Es gibt aber noch anderes, was den Konzern beschäftigt. Im Aufsichtsrat tobt ein Machtkampf um Vorstandschef Großmann selbst. Im Zentrum des Streits steht derzeit eine Effizienzstudie, die im Rahmen der so genannten Corporate-Governance-Richtlinien erstellt worden ist. Unter dem Titel „Board Review“ untersucht der Frankfurter Unternehmensberater Florian Schilling vor allem die Zusammenarbeit des Aufsichtsrates mit dem Vorstand. Und besonders die Kooperation mit Großmann steht im Focus des Interesses.

Die Inhalte des Papiers sind streng geheim. Kopien dürfen nicht weiter gereicht werden, die Blätter sind individualisiert. Der RWE-Konzern hat sogar eine eigene Rechtsanwaltskanzlei eingeschaltet, die versucht zu verhindern, dass die Aussagen der Studie an die Öffentlichkeit gelangen. Ich persönlich wurde bedroht, man werde gegen mich juristisch vorgehen, sollte ich aus der Studie zitieren. Der Grund: Ich hätte nur aufgrund einer Straftat von den Inhalten der Schilling-Untersuchung erfahren können. Und nur aufgrund einer Straftat könne ich die Erkenntnisse weitergeben.

Denn ein Verantwortlicher habe mir Geschäftsgeheimnisse offenbart, heißt es.

Ich frage mich, ob das nicht die zentrale Aufgabe eines Reporters ist, Geheimnisse zu erfahren und weiterzuverbreiten, wenn die Geheimnisse für die Öffentlichkeit relevant sind. Und die Beziehungen des Aufsichtsrates zum Vorstandschef sind wichtig, entscheidend für das Wohl des Konzerns. Von diesem Verhältnis ist das Glück von zehntausenden Arbeitern und Angestellten und ihrer Familien im RWE-Konzern direkt abhängig, von dem Verhältnis ist der Wohlstand von vielleicht hunderttausend Menschen und ihren Familien bei Zulieferern abhängig, und das Verhältnis hat Bedeutung für Millionen Kunden des RWE.
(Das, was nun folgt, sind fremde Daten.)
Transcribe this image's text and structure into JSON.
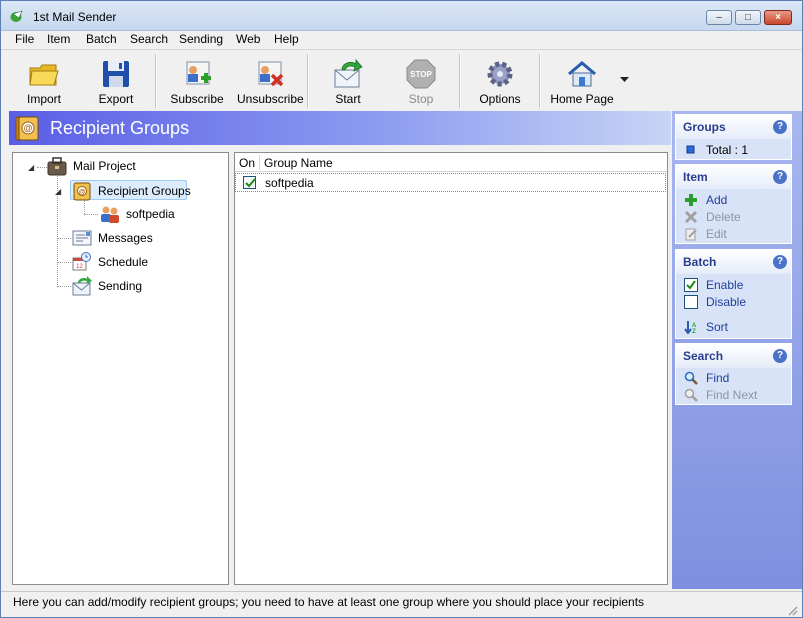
{
  "window": {
    "title": "1st Mail Sender",
    "min": "–",
    "max": "□",
    "close": "×"
  },
  "menu": [
    "File",
    "Item",
    "Batch",
    "Search",
    "Sending",
    "Web",
    "Help"
  ],
  "toolbar": {
    "import": "Import",
    "export": "Export",
    "subscribe": "Subscribe",
    "unsubscribe": "Unsubscribe",
    "start": "Start",
    "stop": "Stop",
    "options": "Options",
    "home_page": "Home Page"
  },
  "header": {
    "title": "Recipient Groups"
  },
  "tree": {
    "root": "Mail Project",
    "recipient_groups": "Recipient Groups",
    "group": "softpedia",
    "messages": "Messages",
    "schedule": "Schedule",
    "sending": "Sending"
  },
  "grid": {
    "columns": [
      "On",
      "Group Name"
    ],
    "rows": [
      {
        "on": true,
        "name": "softpedia"
      }
    ]
  },
  "side": {
    "groups": {
      "title": "Groups",
      "total": "Total : 1"
    },
    "item": {
      "title": "Item",
      "add": "Add",
      "delete": "Delete",
      "edit": "Edit"
    },
    "batch": {
      "title": "Batch",
      "enable": "Enable",
      "disable": "Disable",
      "sort": "Sort"
    },
    "search": {
      "title": "Search",
      "find": "Find",
      "find_next": "Find Next"
    },
    "help_glyph": "?"
  },
  "status": {
    "text": "Here you can add/modify recipient groups; you need to have at least one group where you should place your recipients"
  },
  "colors": {
    "accent": "#5a5ee6",
    "panel": "#d8e3f7",
    "link": "#1f3f9c"
  }
}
Der Energiekonzern ist kein Privatbesitz – kein Unternehmen eines Menschen. RWE gehört Kommunen, die von den Einnahmen profitieren. RWE gehört Aktionären, die ihr Vermögen angelegt haben. Deswegen sind Angelegenheiten der RWE-Spitze Angelegenheiten der Öffentlichkeit.

Mit anderen Worten, ich finde, die Ergebnisse der Studie gehören in die Öffentlichkeit. Denn es geht um Sprengstoff.

In kundigen Konzernkreisen ist wenig zu erfahren. Es heißt, die Board Review von Berater Schilling solle auf der kommenden Aufsichtsratssitzung, vor der Hauptversammlung am 22. April, diskutiert werden. Die Aussprache sei laut Tagesordnung auf 30 Minuten angesetzt.

Doch es ist fraglich, ob die knappe Zeit reicht, die Defizite im Umgang zwischen Aufsichtsrat und Vorstandschef zu klären. Ich zitiere hier ausdrücklich nicht aus der Studie, denn das wurde mir per einstweiliger Verfügung vom Landgericht Hamburg – dort Richter Buske – auf Antrag des RWE verboten. Ohne dass ich meine Argumente hätte vertragen können. Es wurde allein auf Antrag des RWE ohne Anhörung entschieden.

Wie dem auch sei. Auch ohne dass ich aus der Studie zitiere, kann ich sagen, dass vieles auf ein angeschlagenes Verhältnis des RWE-Aufsichtsrates zum Chef Großmann hindeutet. Denn davon habe mir RWE-Aufsichtsräten berichtet.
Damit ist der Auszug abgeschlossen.